I think it’s ironic that some professionals feared being sanctioned by CMS for using Haloperidol to manage suffering and dangerous behavior by delirious people as reported by Stoddard in the winter 2009 article in the American Academy of Hospice and Palliative Medicine (AAHPM) Bulletin[4]. Apparently CMS in fact did have a problem with using PRN Haloperidol (not FDA approved of course, but commonly used for decades and recommended in American Psychiatric Association practice guidelines for management of delirium), calling it a chemical restraint while having no objection to PRN Lorazepam, which has been identified as an independent predictor of delirium in ICU patients[5]. Would the CMS approve of using beer to treat alcohol withdrawal, which can cause delirium?

As a clinician-educator and Psychosomatic Medicine “supraspecialist” (term coined by Dr. Theodore Stern, MD from Massachusetts General Hospital), I’ve long cherished the notion that we, as physicians, advance our profession and serve our patients best by trying to do the right thing as well as do the thing right. But I wonder if what some of my colleagues and trainees say may be true—that when educational efforts to improve the way we provide humanistic and preventive medical care for certain conditions don’t succeed, not paying physicians and hospitals for them will. I still hold out for a less cynical view of human nature.
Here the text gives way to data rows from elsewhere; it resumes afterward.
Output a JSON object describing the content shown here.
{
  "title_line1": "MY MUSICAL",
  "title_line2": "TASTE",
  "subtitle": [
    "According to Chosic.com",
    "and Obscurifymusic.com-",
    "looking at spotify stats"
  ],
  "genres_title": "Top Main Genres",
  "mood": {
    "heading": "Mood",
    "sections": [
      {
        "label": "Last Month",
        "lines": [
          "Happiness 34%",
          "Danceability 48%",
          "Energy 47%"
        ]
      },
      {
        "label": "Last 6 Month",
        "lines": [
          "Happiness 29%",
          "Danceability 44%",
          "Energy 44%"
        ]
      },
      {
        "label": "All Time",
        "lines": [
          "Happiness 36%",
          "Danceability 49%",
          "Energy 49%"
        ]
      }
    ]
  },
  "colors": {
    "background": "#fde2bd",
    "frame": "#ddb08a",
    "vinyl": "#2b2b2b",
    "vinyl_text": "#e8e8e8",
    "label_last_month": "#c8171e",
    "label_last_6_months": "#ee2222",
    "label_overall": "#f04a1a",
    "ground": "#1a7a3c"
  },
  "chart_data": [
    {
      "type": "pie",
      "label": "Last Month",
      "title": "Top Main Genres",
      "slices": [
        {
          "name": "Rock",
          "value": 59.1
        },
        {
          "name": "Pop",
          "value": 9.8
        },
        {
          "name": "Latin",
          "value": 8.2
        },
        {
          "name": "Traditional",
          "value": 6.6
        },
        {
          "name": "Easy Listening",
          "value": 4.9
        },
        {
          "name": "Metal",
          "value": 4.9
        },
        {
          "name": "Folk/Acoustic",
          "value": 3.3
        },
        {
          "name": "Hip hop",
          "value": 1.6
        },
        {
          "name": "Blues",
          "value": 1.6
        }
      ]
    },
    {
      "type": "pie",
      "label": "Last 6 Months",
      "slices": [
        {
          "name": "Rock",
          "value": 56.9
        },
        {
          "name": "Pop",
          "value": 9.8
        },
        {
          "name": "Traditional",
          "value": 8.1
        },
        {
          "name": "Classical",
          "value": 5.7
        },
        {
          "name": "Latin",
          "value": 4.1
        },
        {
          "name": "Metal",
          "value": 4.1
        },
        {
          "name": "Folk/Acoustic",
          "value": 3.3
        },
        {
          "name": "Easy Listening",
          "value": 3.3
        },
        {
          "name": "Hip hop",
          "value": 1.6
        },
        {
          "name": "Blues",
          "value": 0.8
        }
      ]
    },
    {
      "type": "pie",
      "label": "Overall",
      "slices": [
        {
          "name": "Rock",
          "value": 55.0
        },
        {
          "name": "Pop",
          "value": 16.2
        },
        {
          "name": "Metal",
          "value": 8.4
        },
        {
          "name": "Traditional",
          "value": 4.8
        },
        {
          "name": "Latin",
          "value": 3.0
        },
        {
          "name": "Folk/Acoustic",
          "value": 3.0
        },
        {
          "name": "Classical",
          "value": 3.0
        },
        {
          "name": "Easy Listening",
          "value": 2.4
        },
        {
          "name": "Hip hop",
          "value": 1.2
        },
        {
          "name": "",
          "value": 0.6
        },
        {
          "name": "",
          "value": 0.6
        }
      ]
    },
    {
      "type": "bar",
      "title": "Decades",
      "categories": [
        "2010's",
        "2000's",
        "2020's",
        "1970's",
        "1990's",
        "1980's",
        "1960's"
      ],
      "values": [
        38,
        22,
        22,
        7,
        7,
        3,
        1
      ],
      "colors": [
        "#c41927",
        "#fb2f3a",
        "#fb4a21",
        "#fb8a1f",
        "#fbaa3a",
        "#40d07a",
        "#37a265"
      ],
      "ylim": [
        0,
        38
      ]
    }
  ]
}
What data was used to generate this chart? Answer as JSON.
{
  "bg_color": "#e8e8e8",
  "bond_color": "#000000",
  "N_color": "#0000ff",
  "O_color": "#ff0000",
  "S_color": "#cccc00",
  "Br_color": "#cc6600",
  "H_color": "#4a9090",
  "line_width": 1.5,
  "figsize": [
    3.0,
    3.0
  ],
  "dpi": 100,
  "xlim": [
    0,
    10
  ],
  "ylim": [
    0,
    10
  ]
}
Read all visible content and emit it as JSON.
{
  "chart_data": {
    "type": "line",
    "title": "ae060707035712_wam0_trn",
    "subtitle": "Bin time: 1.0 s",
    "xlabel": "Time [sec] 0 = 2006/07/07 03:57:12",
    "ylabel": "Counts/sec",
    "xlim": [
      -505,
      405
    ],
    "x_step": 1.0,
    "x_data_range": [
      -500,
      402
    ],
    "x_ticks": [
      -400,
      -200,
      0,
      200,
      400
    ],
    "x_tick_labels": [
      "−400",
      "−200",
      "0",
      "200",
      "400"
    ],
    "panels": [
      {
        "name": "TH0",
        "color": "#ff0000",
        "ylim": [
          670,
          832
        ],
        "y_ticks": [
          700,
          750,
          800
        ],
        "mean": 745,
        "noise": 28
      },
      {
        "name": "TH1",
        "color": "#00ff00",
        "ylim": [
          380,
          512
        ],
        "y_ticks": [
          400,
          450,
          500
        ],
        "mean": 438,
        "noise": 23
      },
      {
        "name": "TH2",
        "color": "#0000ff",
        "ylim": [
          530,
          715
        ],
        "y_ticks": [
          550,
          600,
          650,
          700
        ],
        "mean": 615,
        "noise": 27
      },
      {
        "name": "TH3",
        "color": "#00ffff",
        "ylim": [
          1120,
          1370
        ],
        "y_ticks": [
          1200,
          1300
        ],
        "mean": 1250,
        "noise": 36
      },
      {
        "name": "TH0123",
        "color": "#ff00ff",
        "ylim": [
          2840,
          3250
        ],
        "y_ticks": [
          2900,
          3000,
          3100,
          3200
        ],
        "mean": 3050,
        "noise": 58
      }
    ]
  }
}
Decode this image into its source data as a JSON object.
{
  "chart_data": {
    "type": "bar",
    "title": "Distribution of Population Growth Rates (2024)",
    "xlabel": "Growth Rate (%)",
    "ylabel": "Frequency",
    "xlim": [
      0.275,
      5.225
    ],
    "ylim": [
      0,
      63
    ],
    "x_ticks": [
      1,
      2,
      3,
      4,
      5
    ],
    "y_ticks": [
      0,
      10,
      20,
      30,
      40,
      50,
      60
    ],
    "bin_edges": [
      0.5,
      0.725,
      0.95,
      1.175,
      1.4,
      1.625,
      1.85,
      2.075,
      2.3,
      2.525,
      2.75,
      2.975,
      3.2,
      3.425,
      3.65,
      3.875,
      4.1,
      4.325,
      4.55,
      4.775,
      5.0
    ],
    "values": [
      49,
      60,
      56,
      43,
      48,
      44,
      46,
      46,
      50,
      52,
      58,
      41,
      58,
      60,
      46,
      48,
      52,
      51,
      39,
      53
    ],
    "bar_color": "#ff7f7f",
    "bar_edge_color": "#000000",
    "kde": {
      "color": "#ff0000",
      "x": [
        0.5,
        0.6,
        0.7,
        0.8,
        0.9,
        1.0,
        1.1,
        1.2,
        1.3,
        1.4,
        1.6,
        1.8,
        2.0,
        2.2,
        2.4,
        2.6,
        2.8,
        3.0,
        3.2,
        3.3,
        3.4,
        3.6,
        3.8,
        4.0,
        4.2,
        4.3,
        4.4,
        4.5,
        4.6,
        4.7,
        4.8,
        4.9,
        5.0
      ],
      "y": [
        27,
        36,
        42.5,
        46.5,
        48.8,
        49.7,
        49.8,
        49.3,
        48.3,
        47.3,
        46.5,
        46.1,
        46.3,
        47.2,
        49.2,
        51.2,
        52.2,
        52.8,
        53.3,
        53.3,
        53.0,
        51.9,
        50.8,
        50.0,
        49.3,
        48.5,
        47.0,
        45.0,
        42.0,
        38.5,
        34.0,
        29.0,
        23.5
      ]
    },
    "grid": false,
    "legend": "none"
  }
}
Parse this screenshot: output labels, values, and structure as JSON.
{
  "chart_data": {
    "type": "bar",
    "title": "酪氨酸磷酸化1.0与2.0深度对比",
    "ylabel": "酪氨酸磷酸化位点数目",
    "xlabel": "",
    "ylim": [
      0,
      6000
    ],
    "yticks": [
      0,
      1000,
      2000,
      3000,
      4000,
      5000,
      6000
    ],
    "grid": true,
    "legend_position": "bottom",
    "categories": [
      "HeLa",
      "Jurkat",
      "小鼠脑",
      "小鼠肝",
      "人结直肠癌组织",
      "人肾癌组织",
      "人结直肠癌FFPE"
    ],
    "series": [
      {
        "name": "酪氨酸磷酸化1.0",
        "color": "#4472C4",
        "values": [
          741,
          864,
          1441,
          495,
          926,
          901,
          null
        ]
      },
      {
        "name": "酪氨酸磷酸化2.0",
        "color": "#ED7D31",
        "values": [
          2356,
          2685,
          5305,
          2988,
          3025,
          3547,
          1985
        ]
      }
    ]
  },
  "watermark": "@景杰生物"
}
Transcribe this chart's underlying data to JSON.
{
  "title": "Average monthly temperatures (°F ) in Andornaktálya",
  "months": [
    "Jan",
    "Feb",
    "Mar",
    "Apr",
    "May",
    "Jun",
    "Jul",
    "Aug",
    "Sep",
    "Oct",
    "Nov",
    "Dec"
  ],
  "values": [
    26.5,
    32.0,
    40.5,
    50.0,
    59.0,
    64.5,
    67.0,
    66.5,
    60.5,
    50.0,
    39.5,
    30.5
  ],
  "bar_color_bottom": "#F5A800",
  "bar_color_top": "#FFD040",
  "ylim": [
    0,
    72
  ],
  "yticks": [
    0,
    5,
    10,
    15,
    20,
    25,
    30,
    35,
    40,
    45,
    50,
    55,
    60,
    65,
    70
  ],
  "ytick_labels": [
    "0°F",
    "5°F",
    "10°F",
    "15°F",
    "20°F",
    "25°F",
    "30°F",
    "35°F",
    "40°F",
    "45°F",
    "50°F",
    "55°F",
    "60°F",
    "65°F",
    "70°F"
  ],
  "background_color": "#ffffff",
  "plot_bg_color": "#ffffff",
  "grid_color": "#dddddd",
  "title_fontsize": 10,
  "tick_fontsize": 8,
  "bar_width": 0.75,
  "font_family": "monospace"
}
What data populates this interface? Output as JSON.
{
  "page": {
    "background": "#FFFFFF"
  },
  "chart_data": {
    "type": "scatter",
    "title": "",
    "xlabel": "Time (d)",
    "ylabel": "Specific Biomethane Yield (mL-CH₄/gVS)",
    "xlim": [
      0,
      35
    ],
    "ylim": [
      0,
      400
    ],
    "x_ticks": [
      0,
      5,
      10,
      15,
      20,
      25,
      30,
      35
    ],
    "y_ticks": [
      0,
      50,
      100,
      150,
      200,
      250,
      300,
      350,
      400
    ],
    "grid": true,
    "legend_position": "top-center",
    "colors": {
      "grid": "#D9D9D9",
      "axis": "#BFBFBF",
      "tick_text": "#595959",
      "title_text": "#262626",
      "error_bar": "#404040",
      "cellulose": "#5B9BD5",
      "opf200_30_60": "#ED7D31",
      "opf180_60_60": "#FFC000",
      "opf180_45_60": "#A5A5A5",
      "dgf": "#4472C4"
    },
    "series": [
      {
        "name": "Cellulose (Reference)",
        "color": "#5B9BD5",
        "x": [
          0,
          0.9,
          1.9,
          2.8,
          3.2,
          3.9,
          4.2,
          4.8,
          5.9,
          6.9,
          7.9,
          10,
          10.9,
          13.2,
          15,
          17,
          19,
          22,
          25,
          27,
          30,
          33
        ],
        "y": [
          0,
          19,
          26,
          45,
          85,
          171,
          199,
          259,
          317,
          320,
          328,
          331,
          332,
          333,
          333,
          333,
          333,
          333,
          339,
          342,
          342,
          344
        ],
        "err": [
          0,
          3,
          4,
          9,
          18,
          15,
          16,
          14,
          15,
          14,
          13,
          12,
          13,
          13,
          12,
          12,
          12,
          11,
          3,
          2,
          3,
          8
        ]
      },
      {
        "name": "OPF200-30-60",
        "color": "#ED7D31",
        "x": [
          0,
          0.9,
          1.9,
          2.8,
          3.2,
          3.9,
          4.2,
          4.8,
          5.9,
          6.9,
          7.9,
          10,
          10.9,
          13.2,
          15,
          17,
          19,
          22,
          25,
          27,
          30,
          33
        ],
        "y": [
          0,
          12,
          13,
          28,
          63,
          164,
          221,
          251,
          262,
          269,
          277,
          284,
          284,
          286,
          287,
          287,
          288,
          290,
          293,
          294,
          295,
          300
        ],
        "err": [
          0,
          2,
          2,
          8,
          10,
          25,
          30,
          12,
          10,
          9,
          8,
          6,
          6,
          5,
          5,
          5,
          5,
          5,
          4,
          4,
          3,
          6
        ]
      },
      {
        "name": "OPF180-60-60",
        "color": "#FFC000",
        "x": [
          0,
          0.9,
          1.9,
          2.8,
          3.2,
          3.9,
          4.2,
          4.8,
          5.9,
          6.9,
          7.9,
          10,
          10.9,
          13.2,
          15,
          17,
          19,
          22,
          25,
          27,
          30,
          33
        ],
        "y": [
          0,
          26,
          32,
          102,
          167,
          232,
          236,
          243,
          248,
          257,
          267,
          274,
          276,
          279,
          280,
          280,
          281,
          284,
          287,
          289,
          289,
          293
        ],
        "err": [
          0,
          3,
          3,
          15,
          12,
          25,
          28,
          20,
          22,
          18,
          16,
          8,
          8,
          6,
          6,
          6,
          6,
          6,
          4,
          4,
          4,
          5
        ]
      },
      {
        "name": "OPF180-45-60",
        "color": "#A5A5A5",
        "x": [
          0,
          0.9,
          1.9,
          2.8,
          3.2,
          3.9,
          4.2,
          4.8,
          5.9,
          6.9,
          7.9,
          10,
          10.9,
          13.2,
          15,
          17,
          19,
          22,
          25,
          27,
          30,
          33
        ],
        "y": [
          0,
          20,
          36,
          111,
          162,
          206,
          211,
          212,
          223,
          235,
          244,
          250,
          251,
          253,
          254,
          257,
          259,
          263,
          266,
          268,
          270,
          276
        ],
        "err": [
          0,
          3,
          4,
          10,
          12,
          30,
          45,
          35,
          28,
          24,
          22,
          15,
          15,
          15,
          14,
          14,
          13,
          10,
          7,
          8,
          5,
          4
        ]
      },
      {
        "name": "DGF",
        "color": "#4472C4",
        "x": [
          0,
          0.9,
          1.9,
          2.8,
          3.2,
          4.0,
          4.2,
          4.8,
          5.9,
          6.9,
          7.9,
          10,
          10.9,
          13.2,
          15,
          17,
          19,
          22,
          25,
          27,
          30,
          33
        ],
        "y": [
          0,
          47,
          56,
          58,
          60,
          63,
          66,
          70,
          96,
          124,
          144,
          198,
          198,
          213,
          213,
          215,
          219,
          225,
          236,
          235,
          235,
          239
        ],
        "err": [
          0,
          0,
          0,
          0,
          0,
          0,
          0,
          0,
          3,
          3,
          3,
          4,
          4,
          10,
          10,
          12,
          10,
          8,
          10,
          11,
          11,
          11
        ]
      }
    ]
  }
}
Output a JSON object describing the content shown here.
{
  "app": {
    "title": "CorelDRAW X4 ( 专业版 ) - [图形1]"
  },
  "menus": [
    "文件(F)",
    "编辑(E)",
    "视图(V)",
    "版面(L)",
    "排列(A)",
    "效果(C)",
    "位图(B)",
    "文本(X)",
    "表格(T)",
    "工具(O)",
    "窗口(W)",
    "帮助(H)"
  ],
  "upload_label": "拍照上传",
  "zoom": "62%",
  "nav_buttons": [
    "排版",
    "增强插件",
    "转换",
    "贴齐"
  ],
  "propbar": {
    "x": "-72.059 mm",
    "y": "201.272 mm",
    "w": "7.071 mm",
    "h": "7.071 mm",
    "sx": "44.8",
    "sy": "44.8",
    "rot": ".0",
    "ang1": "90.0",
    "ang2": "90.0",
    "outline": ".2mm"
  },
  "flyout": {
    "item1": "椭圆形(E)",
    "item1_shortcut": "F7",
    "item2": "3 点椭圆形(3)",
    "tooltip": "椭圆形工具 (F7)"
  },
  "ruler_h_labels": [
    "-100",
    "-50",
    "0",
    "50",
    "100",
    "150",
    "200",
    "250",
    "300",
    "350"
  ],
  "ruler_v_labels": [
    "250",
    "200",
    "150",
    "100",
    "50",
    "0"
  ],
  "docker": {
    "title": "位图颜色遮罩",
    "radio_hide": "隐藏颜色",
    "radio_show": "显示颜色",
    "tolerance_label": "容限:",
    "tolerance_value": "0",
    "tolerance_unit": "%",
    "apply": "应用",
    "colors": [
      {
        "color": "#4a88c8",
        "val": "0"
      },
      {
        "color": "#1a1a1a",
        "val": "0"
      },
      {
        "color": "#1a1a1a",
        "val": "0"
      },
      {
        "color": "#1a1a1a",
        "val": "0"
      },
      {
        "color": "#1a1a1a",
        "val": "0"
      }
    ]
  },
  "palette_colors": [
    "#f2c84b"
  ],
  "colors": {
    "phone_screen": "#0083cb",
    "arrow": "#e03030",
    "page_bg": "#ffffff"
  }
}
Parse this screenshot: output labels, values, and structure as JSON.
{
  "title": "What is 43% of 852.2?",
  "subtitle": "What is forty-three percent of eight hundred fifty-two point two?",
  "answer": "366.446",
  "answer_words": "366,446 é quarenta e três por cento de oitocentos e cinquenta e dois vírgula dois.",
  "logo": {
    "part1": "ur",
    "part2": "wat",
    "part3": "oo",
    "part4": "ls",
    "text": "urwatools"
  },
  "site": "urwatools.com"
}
But if it will improve patient care, then add this letter to the CMS suggestion box, if there is one.

1. Hospitalist, D. (2008) Delirium Dilemma. The Hospitalist.
2. Sarff, M. and J.A. Gold, Alcohol withdrawal syndromes in the intensive care unit. Crit Care Med, 2010. 38(9 Suppl): p. S494-501.
3. Rosenbaum, M. and T. McCarty, Alcohol prescription by surgeons in the prevention and treatment of delirium tremens: historic and current practice. General Hospital Psychiatry. 24(4): p. 257-259.
4. Stoddard, J., D.O. (2009) Treating Delirium with Haloperidol: Our Experience with the Center for Medicare and Medicaid Services. Academy of Hospice and Palliative Medicine Bulletin.
5. Pandharipande, P., et al., Lorazepam is an independent risk factor for transitioning to delirium in intensive care unit patients. Anesthesiology, 2006. 104(1): p. 21-6.